From encouraging non-Marxist nationalist groups to eventually changing the PDPA’s name to the Hizb-e-Watan (National Party) with a clear national democratic charter rather than an overtly communist agenda, all contributed to Dr Najibullah’s longevity at the helm in Kabul. I would venture to say that the only modern Afghan leader, whether monarch, Marxist or republican, that comes close to Dr Najibullah’s leadership style and ability was Sardar Muhammad Daud Khan, whom the PDPA had toppled and replaced.
Like Daud Khan, Dr Najibullah was an Afghan first and foremost. His creed most certainly was Afghan nationalism and his ultimate agenda was national reconciliation that he pushed with utmost sincerity. He was prophetic in warning about the dangers of the Pak-Saudi-US backing of the jihadists and foretold its disastrous impact on Afghanistan and the region in speech after speech.

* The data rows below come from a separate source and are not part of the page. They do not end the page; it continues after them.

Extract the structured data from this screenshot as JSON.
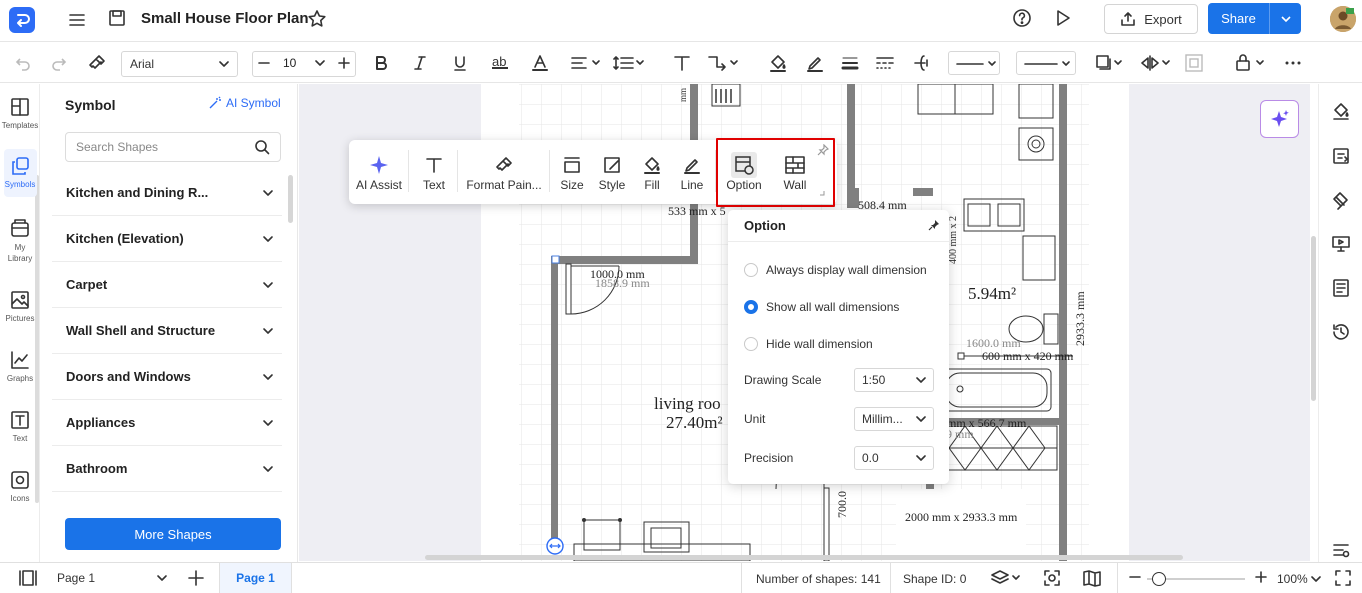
{
  "app": {
    "title": "Small House Floor Plan"
  },
  "header": {
    "export_label": "Export",
    "share_label": "Share"
  },
  "format_toolbar": {
    "font": "Arial",
    "font_size": "10"
  },
  "left_rail": {
    "items": [
      "Templates",
      "Symbols",
      "My Library",
      "Pictures",
      "Graphs",
      "Text",
      "Icons"
    ]
  },
  "symbol_panel": {
    "title": "Symbol",
    "ai_symbol": "AI Symbol",
    "search_placeholder": "Search Shapes",
    "categories": [
      "Kitchen and Dining R...",
      "Kitchen (Elevation)",
      "Carpet",
      "Wall Shell and Structure",
      "Doors and Windows",
      "Appliances",
      "Bathroom"
    ],
    "more_shapes": "More Shapes"
  },
  "floating_toolbar": {
    "items": [
      "AI Assist",
      "Text",
      "Format Pain...",
      "Size",
      "Style",
      "Fill",
      "Line",
      "Option",
      "Wall"
    ]
  },
  "option_popup": {
    "title": "Option",
    "radios": [
      {
        "label": "Always display wall dimension",
        "checked": false
      },
      {
        "label": "Show all wall dimensions",
        "checked": true
      },
      {
        "label": "Hide wall dimension",
        "checked": false
      }
    ],
    "fields": [
      {
        "label": "Drawing Scale",
        "value": "1:50"
      },
      {
        "label": "Unit",
        "value": "Millim..."
      },
      {
        "label": "Precision",
        "value": "0.0"
      }
    ]
  },
  "floor_plan": {
    "labels": {
      "dim_top_left": "533 mm x 5",
      "dim_top_right": "508.4 mm",
      "dim_1000": "1000.0 mm",
      "dim_1858": "1858.9 mm",
      "living_room": "living roo",
      "living_area": "27.40m²",
      "bath_area": "5.94m²",
      "dim_1600": "1600.0 mm",
      "dim_600": "600 mm x 420 mm",
      "dim_2933_v": "2933.3 mm",
      "dim_400": "400 mm x 2",
      "dim_700": "700.0",
      "dim_566": "mm x 566.7 mm",
      "dim_9mm": "9 mm",
      "dim_2000": "2000 mm x 2933.3 mm"
    }
  },
  "status_bar": {
    "page_select": "Page 1",
    "page_tab": "Page 1",
    "shapes": "Number of shapes: 141",
    "shape_id": "Shape ID: 0",
    "zoom": "100%"
  },
  "colors": {
    "accent": "#1a73e8",
    "highlight": "#e00000",
    "wall": "#808080"
  }
}
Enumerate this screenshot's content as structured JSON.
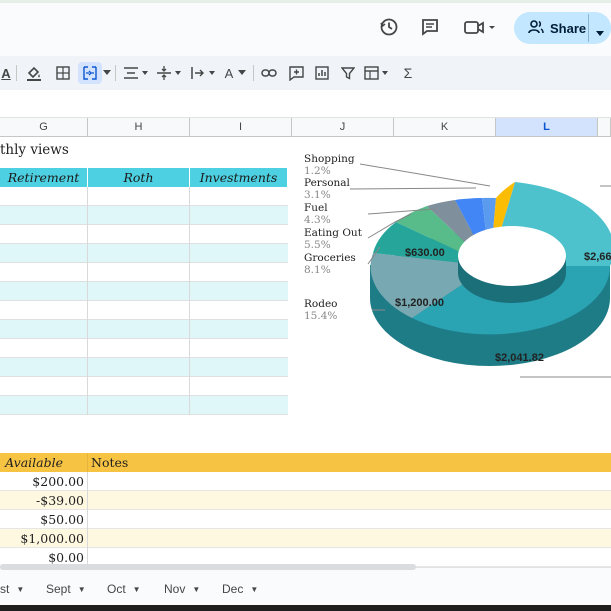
{
  "header": {
    "share_label": "Share",
    "icons": [
      "history-icon",
      "comment-icon",
      "video-call-icon",
      "share-people-icon"
    ]
  },
  "toolbar": {
    "font_color_glyph": "A",
    "text_color_glyph": "A",
    "functions_glyph": "Σ"
  },
  "columns": {
    "g": "G",
    "h": "H",
    "i": "I",
    "j": "J",
    "k": "K",
    "l": "L"
  },
  "sheet": {
    "title_partial": "thly views",
    "table_headers": [
      "Retirement",
      "Roth",
      "Investments"
    ],
    "bottom_headers": {
      "available": "Available",
      "notes": "Notes"
    },
    "available_values": [
      "$200.00",
      "-$39.00",
      "$50.00",
      "$1,000.00",
      "$0.00"
    ]
  },
  "chart_data": {
    "type": "pie",
    "style": "3d-donut",
    "legend_placement": "callouts-left",
    "slices": [
      {
        "label": "Shopping",
        "percent": "1.2%",
        "color": "#ea4335"
      },
      {
        "label": "Personal",
        "percent": "3.1%",
        "color": "#4285f4"
      },
      {
        "label": "Fuel",
        "percent": "4.3%",
        "color": "#7fb3e8"
      },
      {
        "label": "Eating Out",
        "percent": "5.5%",
        "color": "#57bb8a"
      },
      {
        "label": "Groceries",
        "percent": "8.1%",
        "color": "#26a69a",
        "value": "$630.00"
      },
      {
        "label": "Rodeo",
        "percent": "15.4%",
        "color": "#78a9b3",
        "value": "$1,200.00"
      },
      {
        "label": "",
        "percent": "",
        "color": "#2aa3b3",
        "value": "$2,041.82"
      },
      {
        "label": "",
        "percent": "",
        "color": "#4dc2cc",
        "value": "$2,66"
      },
      {
        "label": "",
        "percent": "",
        "color": "#fbbc04"
      }
    ]
  },
  "tabs": [
    {
      "label": "st"
    },
    {
      "label": "Sept"
    },
    {
      "label": "Oct"
    },
    {
      "label": "Nov"
    },
    {
      "label": "Dec"
    }
  ]
}
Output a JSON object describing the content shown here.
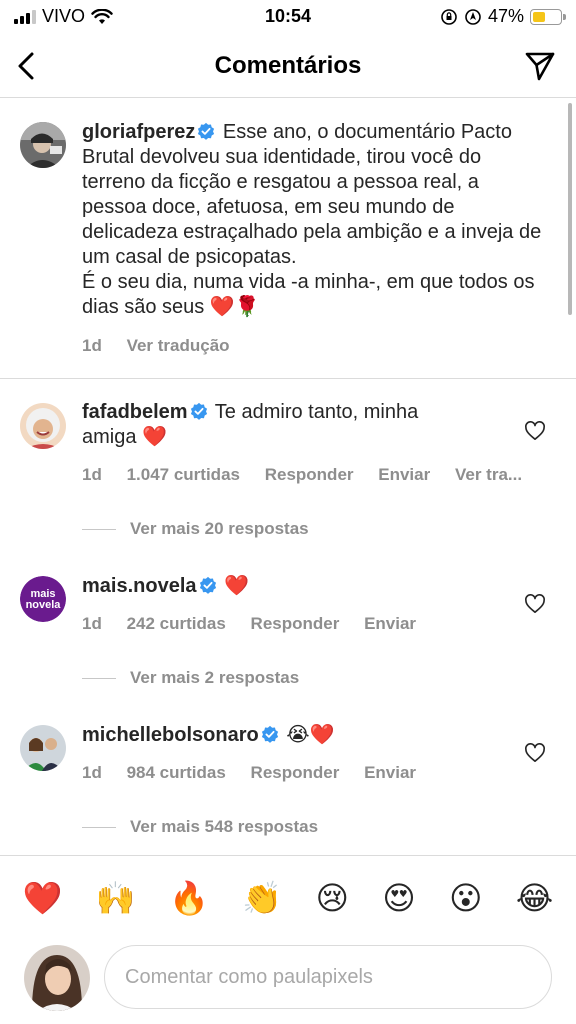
{
  "status_bar": {
    "carrier": "VIVO",
    "time": "10:54",
    "battery_percent": "47%",
    "battery_level": 0.47,
    "battery_color": "#f5c518"
  },
  "header": {
    "title": "Comentários"
  },
  "caption": {
    "username": "gloriafperez",
    "text": "Esse ano, o documentário Pacto Brutal devolveu sua identidade, tirou você do terreno da ficção e resgatou a pessoa real, a pessoa doce, afetuosa, em seu mundo de delicadeza  estraçalhado pela ambição e a inveja de um casal de psicopatas.",
    "text2": "É o seu dia, numa vida -a minha-, em que todos os dias são seus ❤️🌹",
    "time": "1d",
    "translate_label": "Ver tradução"
  },
  "comments": [
    {
      "username": "fafadbelem",
      "text": "Te admiro tanto, minha amiga ❤️",
      "time": "1d",
      "likes": "1.047 curtidas",
      "reply_label": "Responder",
      "send_label": "Enviar",
      "translate_label": "Ver tra...",
      "more_replies": "Ver mais 20 respostas"
    },
    {
      "username": "mais.novela",
      "text": "❤️",
      "time": "1d",
      "likes": "242 curtidas",
      "reply_label": "Responder",
      "send_label": "Enviar",
      "more_replies": "Ver mais 2 respostas",
      "avatar_text_1": "mais",
      "avatar_text_2": "novela",
      "avatar_color": "#6a1b8e"
    },
    {
      "username": "michellebolsonaro",
      "text": "😭❤️",
      "time": "1d",
      "likes": "984 curtidas",
      "reply_label": "Responder",
      "send_label": "Enviar",
      "more_replies": "Ver mais 548 respostas"
    }
  ],
  "reactions": [
    "❤️",
    "🙌",
    "🔥",
    "👏",
    "😢",
    "😍",
    "😮",
    "😂"
  ],
  "input": {
    "placeholder": "Comentar como paulapixels"
  },
  "colors": {
    "verified": "#3897f0",
    "meta_text": "#8e8e8e",
    "divider": "#dbdbdb"
  }
}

His National Reconciliation Policy and the 1988 Geneva Peace Accords have even more relevance today to negotiate peace within Afghanistan and to keep the intruders out.
Dr Najibullah was immensely popular among the Pashtun nationalist rank and file in Pakistan. However, while many of the Pakistani Pashtun leaders stood by him, the top ones did not take up his languishing in the UN compound seriously. Not so much as a strike was called in the almost five years that Dr Najibullah remained confined in that ill-fated building. Those who routinely talked of greater Afghanistan and Pashtunistan were perhaps too vested in Islamabad’s politics to see how and why the Afghan Prometheus was being tied down. A full treatise is in order to discuss the orientation of Pashtun nationalism in Pakistan but suffice it to say that both major Pashtun parties, minus a few individual leaders, let Dr Najibullah down. RIP Dr Najibullah. To rephrase Aeschylus, you were too audacious and unyielding in the face of bitter pains, and you spoke too freely.